Team Burgh offers network, motivation for exercise

By AMY HEGGEN Press-Republican
Press-Republican

---- — PLATTSBURGH — A Team Burgh training session isn’t an average workout at the gym.

Push-ups, pull-ups, a run up Lyon Mountain while carrying sandbags or multiple climbs up Poke-O-Moonshine are just a few of the exercises the team tackles each week.

Team Burgh, founded by Sue Phillips-Leclerc and her husband, John Leclerc, meets for local weekly training sessions and competes in races such as the Tough Mudder and the Spartan Beast. 

The close-knit team offers motivation and a network among participants.

Team member Melanie Faville says that while the team sets goals to work toward, everyone can go at his or her own pace. 

“Every workout is different; we have a recommendation,” she said. “Everyone has different abilities, and we encourage everybody to take part. There’s no pressure to perform.”

Some members come to work out with the team because it’s fun and free, she said. No gym membership is necessary. 

“We’ve had people who have just joined us that said they’ve never felt so motivated to do something like this,” she said. “It’s unbelievable.”

GRASSROOTS TEAM

Exercising together creates a motivational atmosphere that’s inspiring, Faville said.

“There’s something about seeing other people perform that helps you want to perform better,” she said. “It’s just something about training as a group.”

One Team Burgh participant has cystic fibrosis, while another who walks with a cane is a paraplegic. Other members have asthma.

They are always supportive of each other, offering help or support, Faville said.

The training sessions are often family friendly, and members bring their children, who can help out, chat or even join in the fun.

Team Burgh began by word of mouth, when locals who attended similar races decided to get together for workouts. Later, they started a Facebook page, and it grew from there.

The page shares pictures and advice, or even the week’s workout plan for those who can’t make it to the training.

“We like to call ourselves a grassroots team. We built this team; we know all the people,” Faville said.

A LOT OF GEAR

Team Burgh has quadrupled membership in the last year, which means the group has enough to sign up as a team at races, which allows the members a discount. Twenty-eight signed up to compete in the Spartan Beast contest held recently in Killington, Vt. 

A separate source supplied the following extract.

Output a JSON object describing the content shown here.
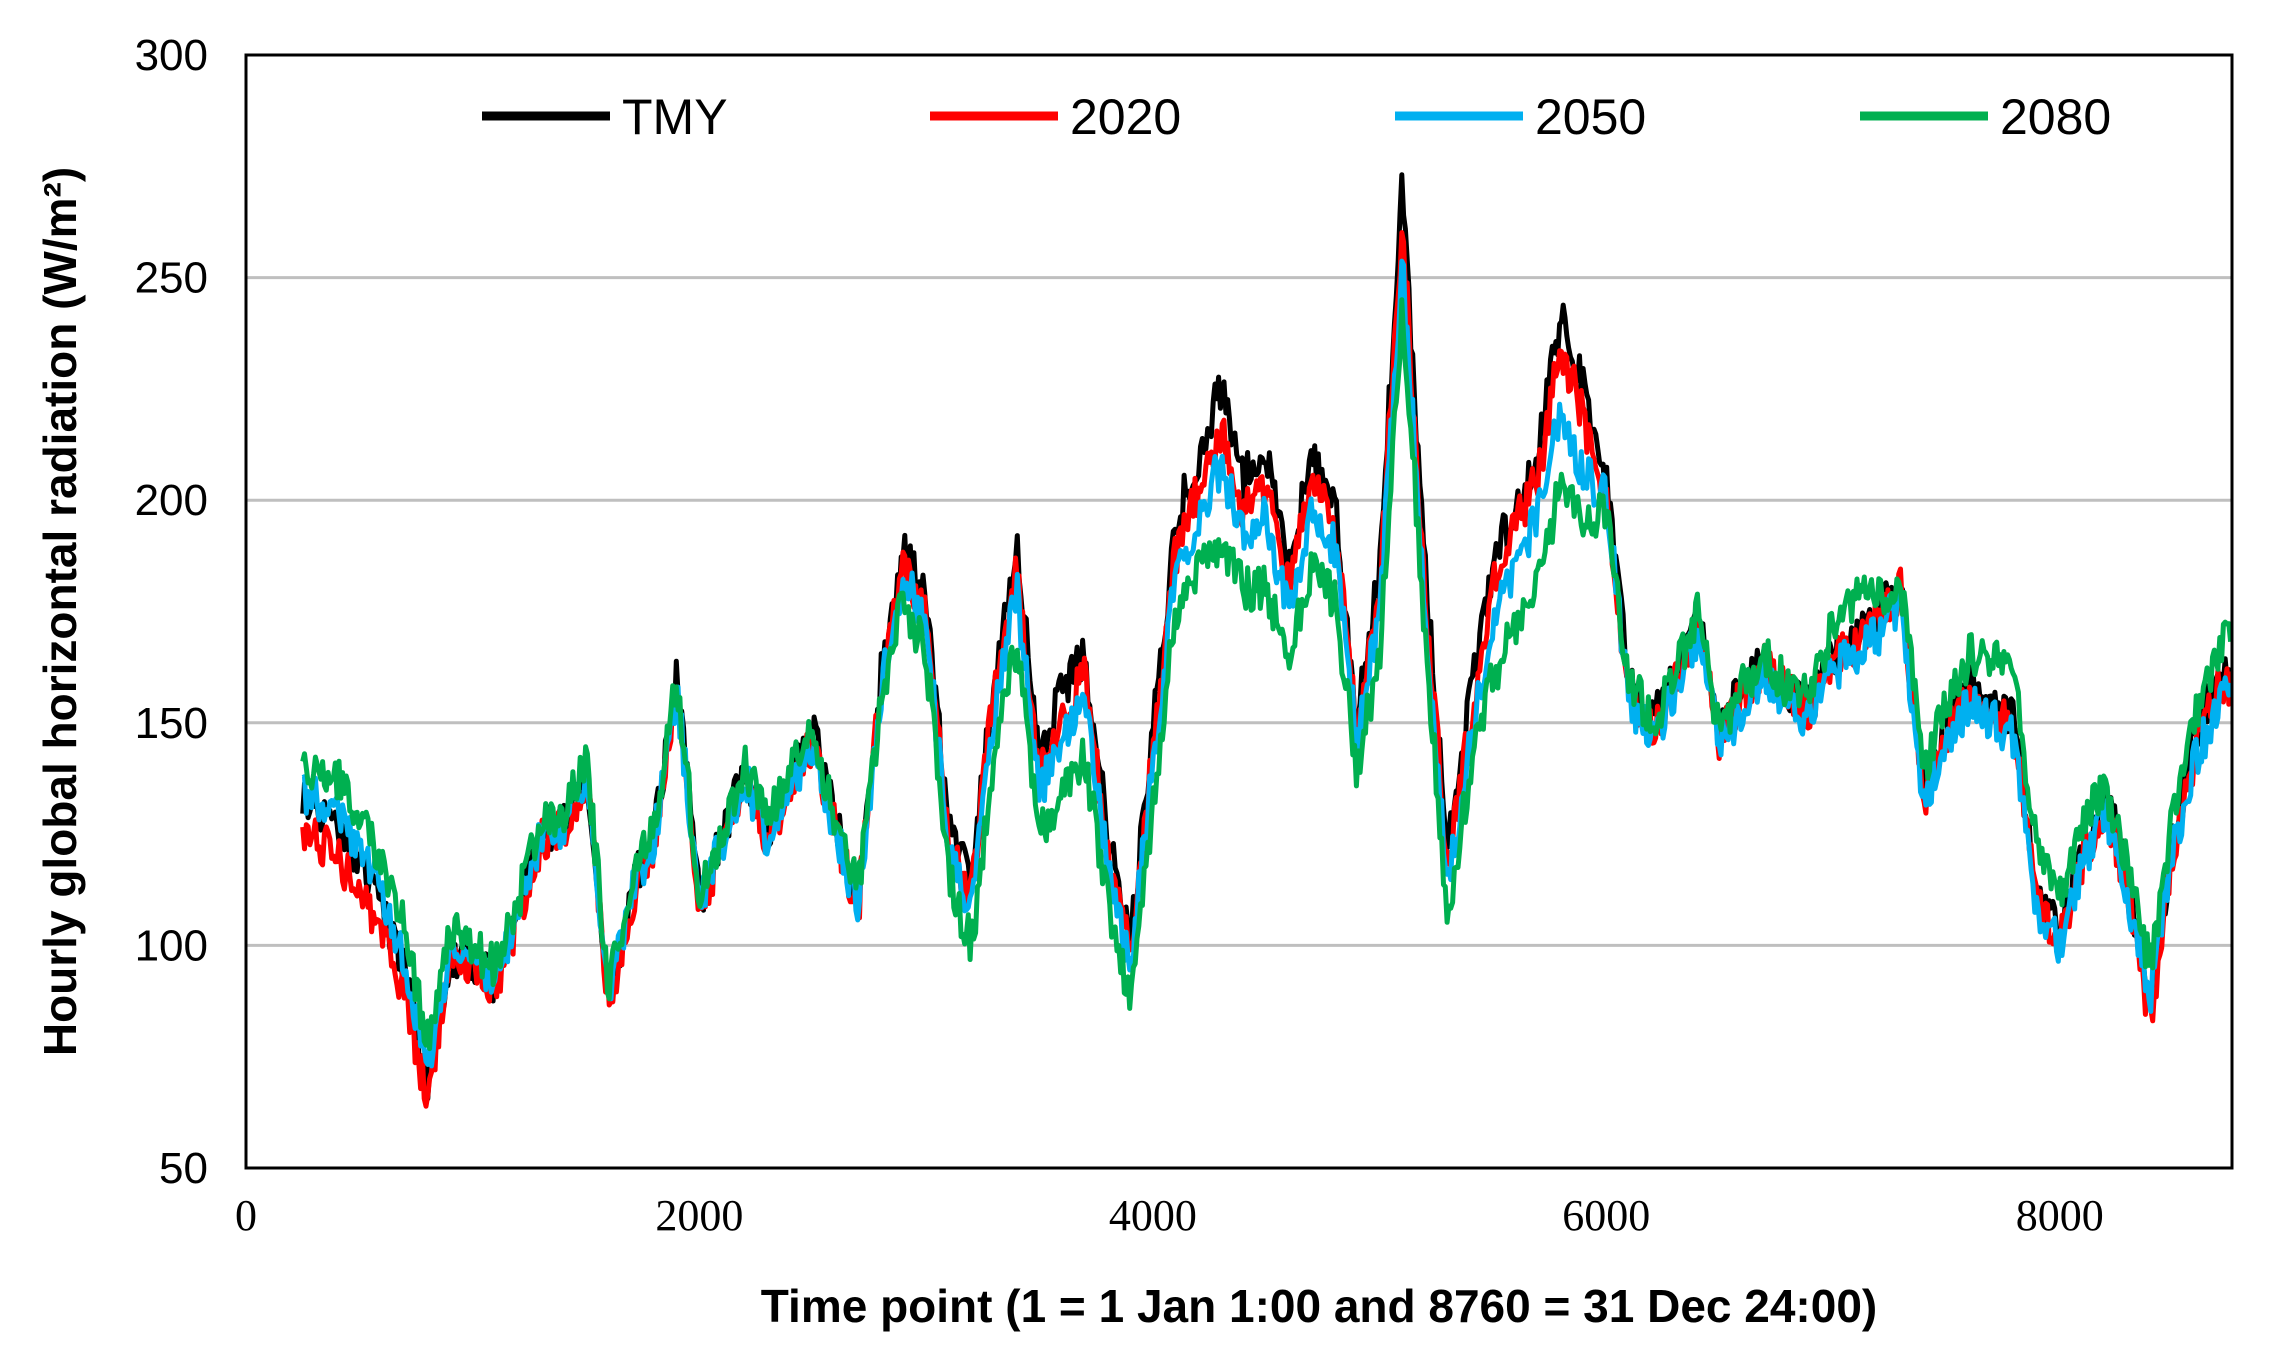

Running as a team can also have benefits on the course.

“You can partner up with people on your team who run the same pace as you. Everyone on our team has a different pace,” Faville said.

Having a partner is helpful, especially for a hand up an 8- or 10-foot wall.

“Sometimes, no matter how hard you train, you need a boost,” Faville said.

SPONSORS SOUGHT

The group is looking for sponsors, as entry fees can be upward of $200 per person. Gear for running obstacle-course races can also rack up bills.

“There’s a lot of fitted gear involved in doing a lot of these races,” Faville said.

Runners need trail-specific shoes that can survive mud and a variety of intense obstacles.

The Spartan Beast, for example, has only one water station throughout the race, and it takes the average person about seven hours to complete the race. So a hydration pack is necessary and possibly a headlamp. 

“Everybody has their own goals,” Faville said. “Some people have a time goal, and some people just want to finish.”